Seriously, is that too much to ask of the universe?

Apparently so.

Saturday, June 12, 2010

Cakeless in Chicago


We pull up across the street, and in a fit of pique and defiance, I refuse to go trudging down the street to the stupid machine to put in money for 5 minutes of parking. If it were a regular old meter that I could pop a quarter into? Sure. But this is stupid. So I leave Mary Ellen in the car with the keys, instructing her to be on the lookout for vulpine-looking women eyeing cars with malice and glee, and I head over to Dinkel’s.

Me: Hi, I’m here to pick up a cake? The name is Huebner.
Girl: Okay, just a second.

(A minute passes)

Girl: What did you say your last name was again? Could you spell that?
Me: Huebner. H-U-E…
Girl: Okay, just a sec.

(A few more minutes pass)

Now a second girl has joined the first.

Girl #2: When exactly did you put in the order?
Me: Wednesday – I was in here on Wednesday.
Girl #2: And you were supposed to pick it up…when?
Me: It was supposed to be ready this morning by 10AM.
Girl #2: Okay, just a sec. Could we get you some coffee while you wait?
Me: No thanks, that’s okay.

By now I’m getting a wee bit concerned. After all, what’s a Boobages Par-tay without the accompanying cake?

We do this routine a few more times, I get offered coffee several more times, then finally a woman comes out to break the bad news.

Woman: I’m so sorry, but somehow it seems your order got misplaced. Right now our decorator is working on a firetruck cake, but then they’ll work on yours. Can I get you some coffee?

Hmm. The last thing I want is for them to rush my elaborate little cake.

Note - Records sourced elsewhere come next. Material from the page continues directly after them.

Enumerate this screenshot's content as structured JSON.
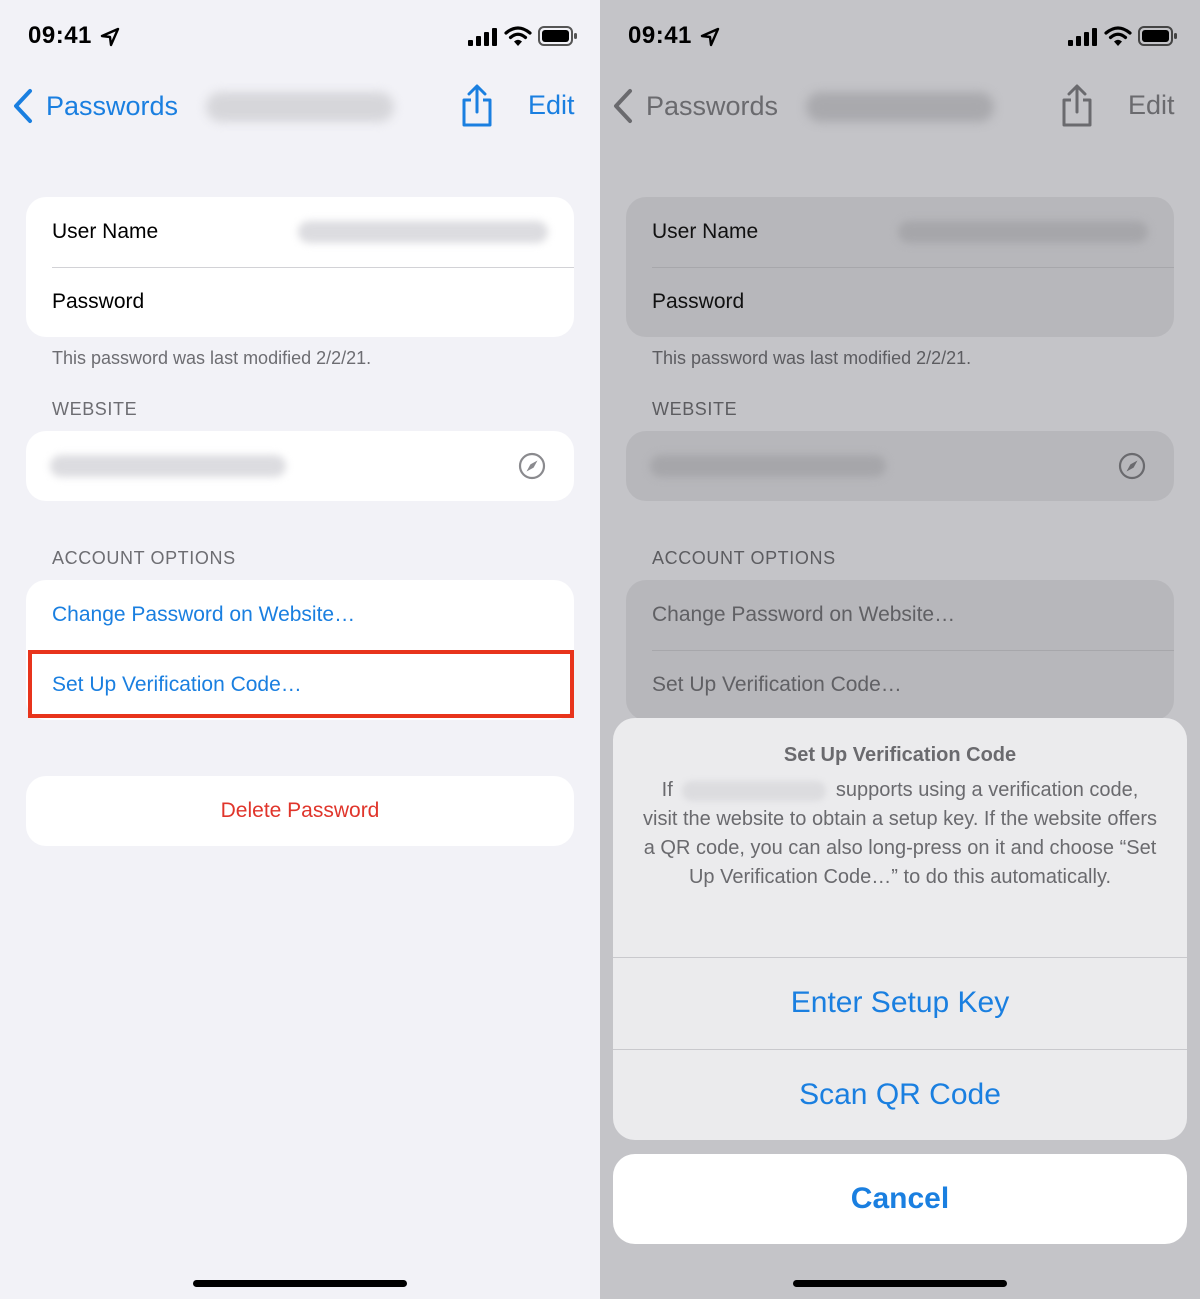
{
  "status_bar": {
    "time": "09:41"
  },
  "nav": {
    "back_label": "Passwords",
    "edit_label": "Edit"
  },
  "credentials": {
    "username_label": "User Name",
    "password_label": "Password"
  },
  "last_modified": "This password was last modified 2/2/21.",
  "website_header": "WEBSITE",
  "account_options": {
    "header": "ACCOUNT OPTIONS",
    "change_password": "Change Password on Website…",
    "setup_verification": "Set Up Verification Code…"
  },
  "delete_label": "Delete Password",
  "sheet": {
    "title": "Set Up Verification Code",
    "message_prefix": "If",
    "message_rest": "supports using a verification code, visit the website to obtain a setup key. If the website offers a QR code, you can also long-press on it and choose “Set Up Verification Code…” to do this automatically.",
    "enter_setup_key": "Enter Setup Key",
    "scan_qr_code": "Scan QR Code",
    "cancel": "Cancel"
  },
  "colors": {
    "accent": "#1a7fe0",
    "destructive": "#e0352b",
    "highlight": "#e8341c"
  },
  "icons": [
    "location-arrow-icon",
    "cellular-signal-icon",
    "wifi-icon",
    "battery-icon",
    "chevron-left-icon",
    "share-icon",
    "compass-icon"
  ]
}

Me: You know, how about if I just come back in a couple of hours? Say around 2?
Woman: Oh, perfect, that would be great! I’m SO sorry about this.
Me: No problem, it happens.
Woman: By the way, can I ask what the cake means? We were all wondering about that.
Me: You mean the “Boobages or Bust”? The cake is for my Coming Out Party for the new girls!
Woman, looking slightly dumbfounded: The new….as in…..

I decide to go with the slightly longer explanation, so they don’t think I’m having some odd party to celebrate my garden-variety boob job.

Me: I had reconstruction, after breast cancer. So I’m done with treatment and now have the new boobs so they’re getting their own party!
Woman, nodding sagely: Aaah, I see. That is excellent. I really love that idea.
Me, beaming: Thanks!

I leave, go to the car, and tell Mary Ellen what happened. As we drive off to head home, cakeless in the squished car, we both start laughing, albeit rather incredulously. Really, what else can you do?